A new study out of the University of New Hampshire suggests that more bystanders are offering support and help to victims of bullying, both in person and online.
The study, “Victim Reports of Bystander Reactions to In-Person and Online Peer Harassment: A National Survey of Adolescents,” conducted phone interviews with 791 youth between the ages of 10 and 20 between December 2013 and March 2014. Questions were based on the Technology Harassment and Victimization Survey.
Results of the national survey found that bystanders were present for 80% of harassment incidents, and 70% of cases resulted in a bystander trying to make the victim feel better.
“It’s possible that prevention education and public awareness are possibly changing behavior,” said Lisa Jones, the study’s lead author.
Most commonly, the bystanders asked the bully to stop their actions, telling the victim they were sorry for what had happened, finding an adult, or getting help from other children nearby. In 78% of the cases, the victim told someone else about the bullying, writes Jason Schreiber for The New Hampshire Union Leader.
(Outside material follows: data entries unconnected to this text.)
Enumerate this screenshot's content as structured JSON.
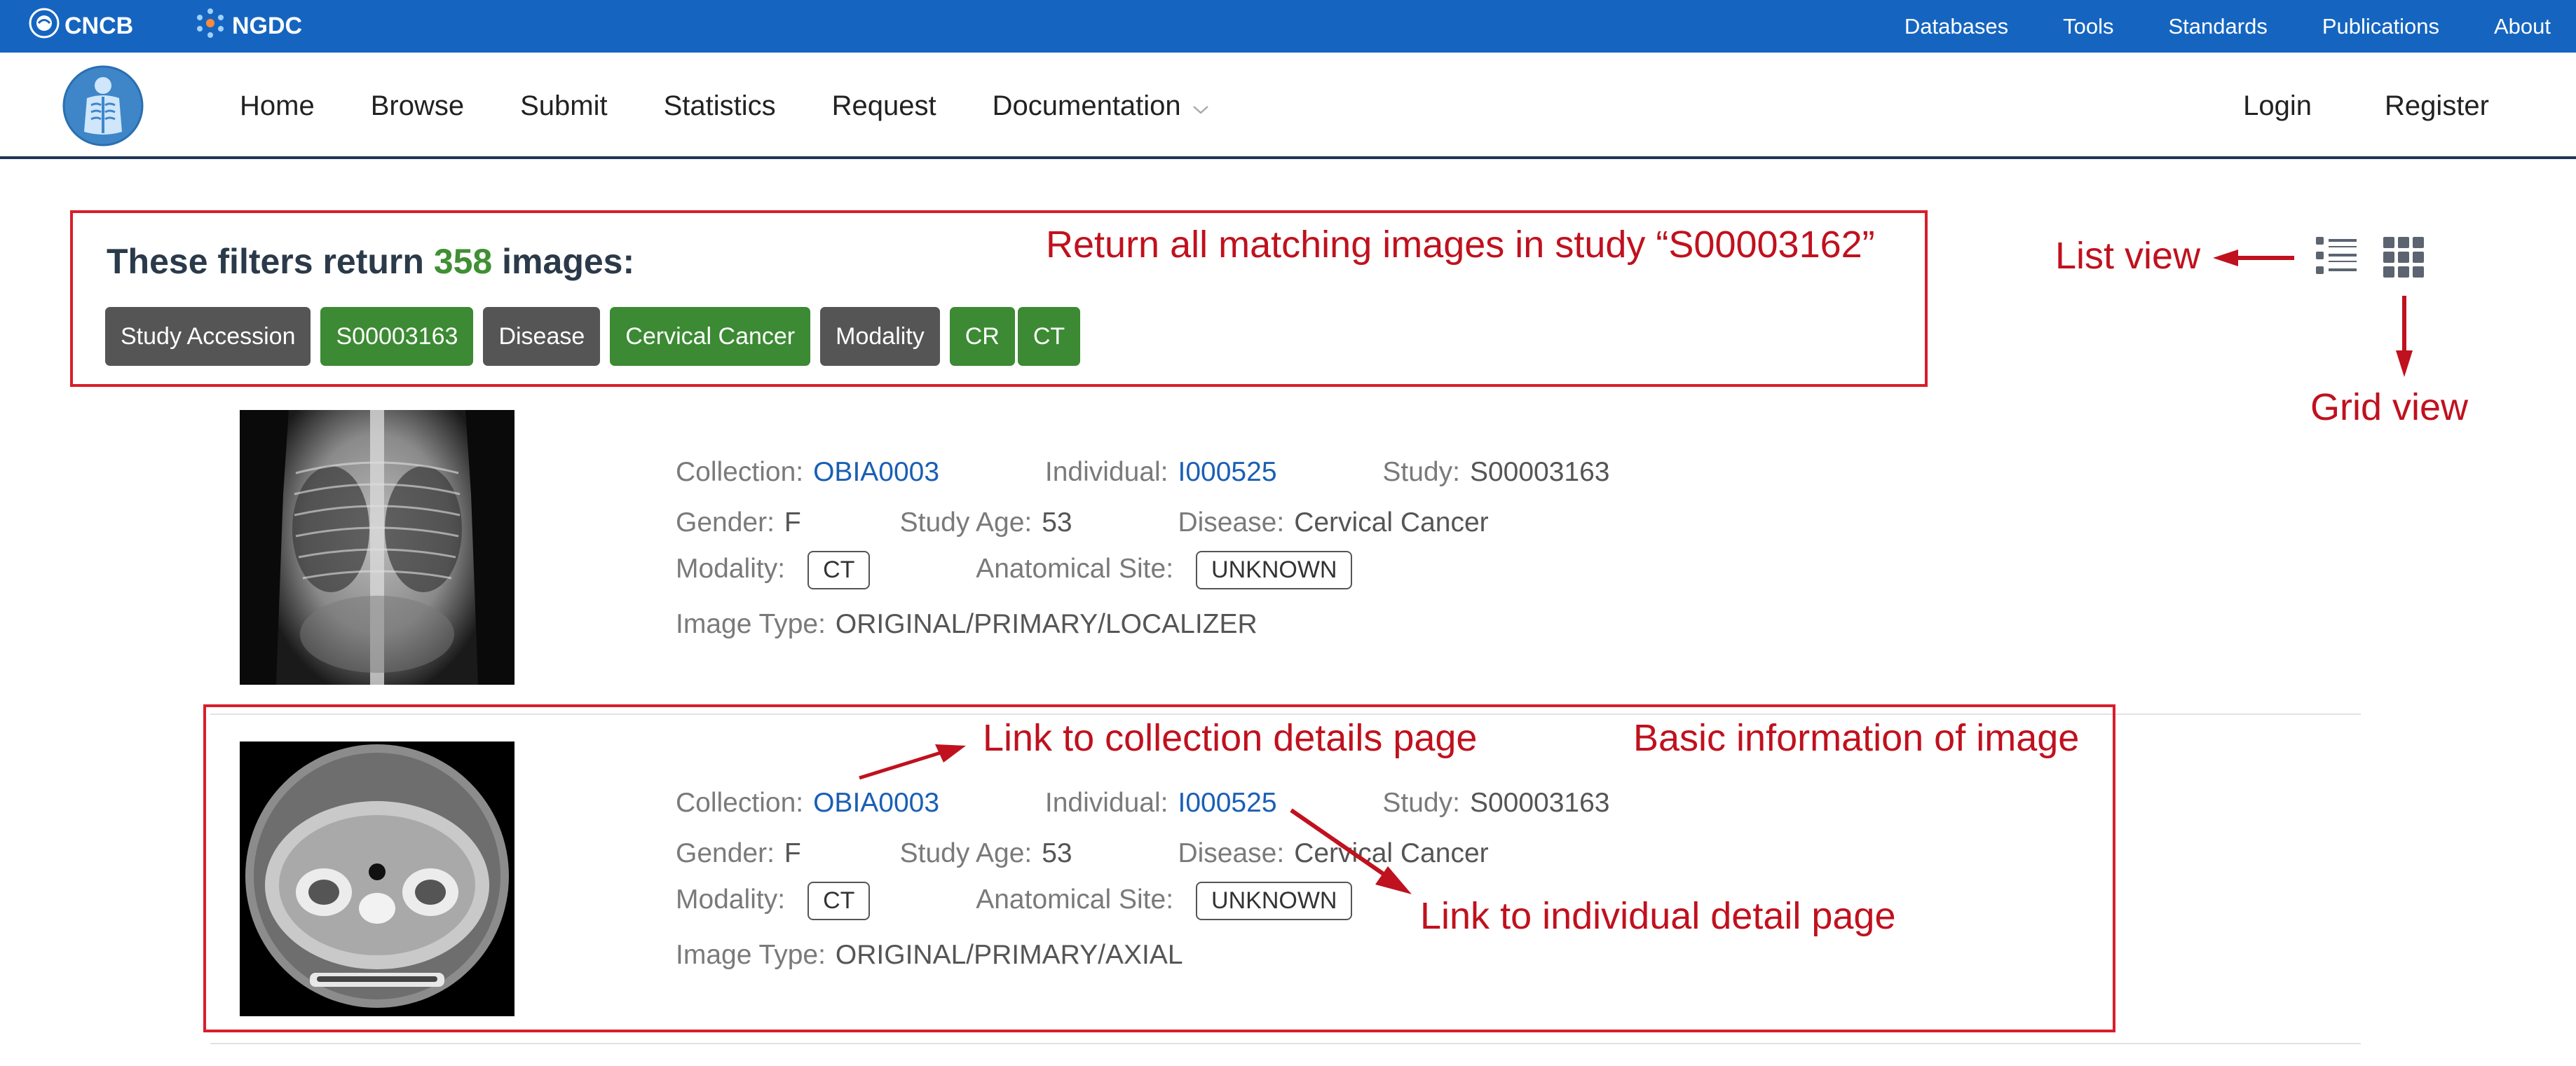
{
  "topbar": {
    "brand_left": "CNCB",
    "brand_right": "NGDC",
    "links": [
      "Databases",
      "Tools",
      "Standards",
      "Publications",
      "About"
    ]
  },
  "nav": {
    "items": [
      "Home",
      "Browse",
      "Submit",
      "Statistics",
      "Request",
      "Documentation"
    ],
    "right": [
      "Login",
      "Register"
    ]
  },
  "filters": {
    "title_pre": "These filters return",
    "count": "358",
    "title_post": "images:",
    "tags": [
      {
        "text": "Study Accession",
        "kind": "key"
      },
      {
        "text": "S00003163",
        "kind": "val"
      },
      {
        "text": "Disease",
        "kind": "key"
      },
      {
        "text": "Cervical Cancer",
        "kind": "val"
      },
      {
        "text": "Modality",
        "kind": "key"
      },
      {
        "text": "CR",
        "kind": "val"
      },
      {
        "text": "CT",
        "kind": "val"
      }
    ]
  },
  "annotations": {
    "study_note": "Return all matching images in study “S00003162”",
    "list_view": "List view",
    "grid_view": "Grid view",
    "collection_link": "Link to collection details page",
    "basic_info": "Basic information of image",
    "individual_link": "Link to individual detail page"
  },
  "labels": {
    "collection": "Collection:",
    "individual": "Individual:",
    "study": "Study:",
    "gender": "Gender:",
    "study_age": "Study Age:",
    "disease": "Disease:",
    "modality": "Modality:",
    "anatomical_site": "Anatomical Site:",
    "image_type": "Image Type:"
  },
  "images": [
    {
      "collection": "OBIA0003",
      "individual": "I000525",
      "study": "S00003163",
      "gender": "F",
      "study_age": "53",
      "disease": "Cervical Cancer",
      "modality": "CT",
      "anatomical_site": "UNKNOWN",
      "image_type": "ORIGINAL/PRIMARY/LOCALIZER"
    },
    {
      "collection": "OBIA0003",
      "individual": "I000525",
      "study": "S00003163",
      "gender": "F",
      "study_age": "53",
      "disease": "Cervical Cancer",
      "modality": "CT",
      "anatomical_site": "UNKNOWN",
      "image_type": "ORIGINAL/PRIMARY/AXIAL"
    }
  ],
  "colors": {
    "topbar": "#1565c0",
    "annotation_red": "#c0111e",
    "tag_green": "#3c8a33",
    "tag_gray": "#555555",
    "link_blue": "#1a5fb4"
  },
  "icons": {
    "brand_left": "cncb-globe-icon",
    "brand_right": "ngdc-network-icon",
    "logo": "chest-xray-logo-icon",
    "dropdown": "chevron-down-icon",
    "list_view": "list-view-icon",
    "grid_view": "grid-view-icon"
  }
}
“It doesn’t mean you have to step into the middle of a scene. Any kind of expression of support is something they can do,” said Jones, a senior researcher at the Crimes Against Children Research Center and an associate professor in the psychology department at UNH.
Although a large portion of bullying incidents resulted in the victim receiving help from bystanders, negative reactions were seen from bystanders in about one quarter of all cases, including laughing or joining the bully. According to Jones, those reactions had significant effects on the victim, often times making them feel worse.
Jones went on to say that additional research on the topic should expand upon the definition of bystander in an effort to include “secondary bystanders,” or people who later heard about the incident and could have taken action after.
Carol Croteau, the founder of Bully Free New Hampshire, held a mixed reaction to the study results, saying the findings may not accurately reflect what is going on in the state, an attitude she says is informed by the families she interacts with.
“We know that bystanders tend not to get involved because they don’t want to have any association with the target for fear of retaliation or being bullied because of their association. I’m not hearing that bystanders are trying to stop the bullying,” she said.
Croteau went on to say that although adults may be being told about such incidents, they “are not doing something about it as often as they should.”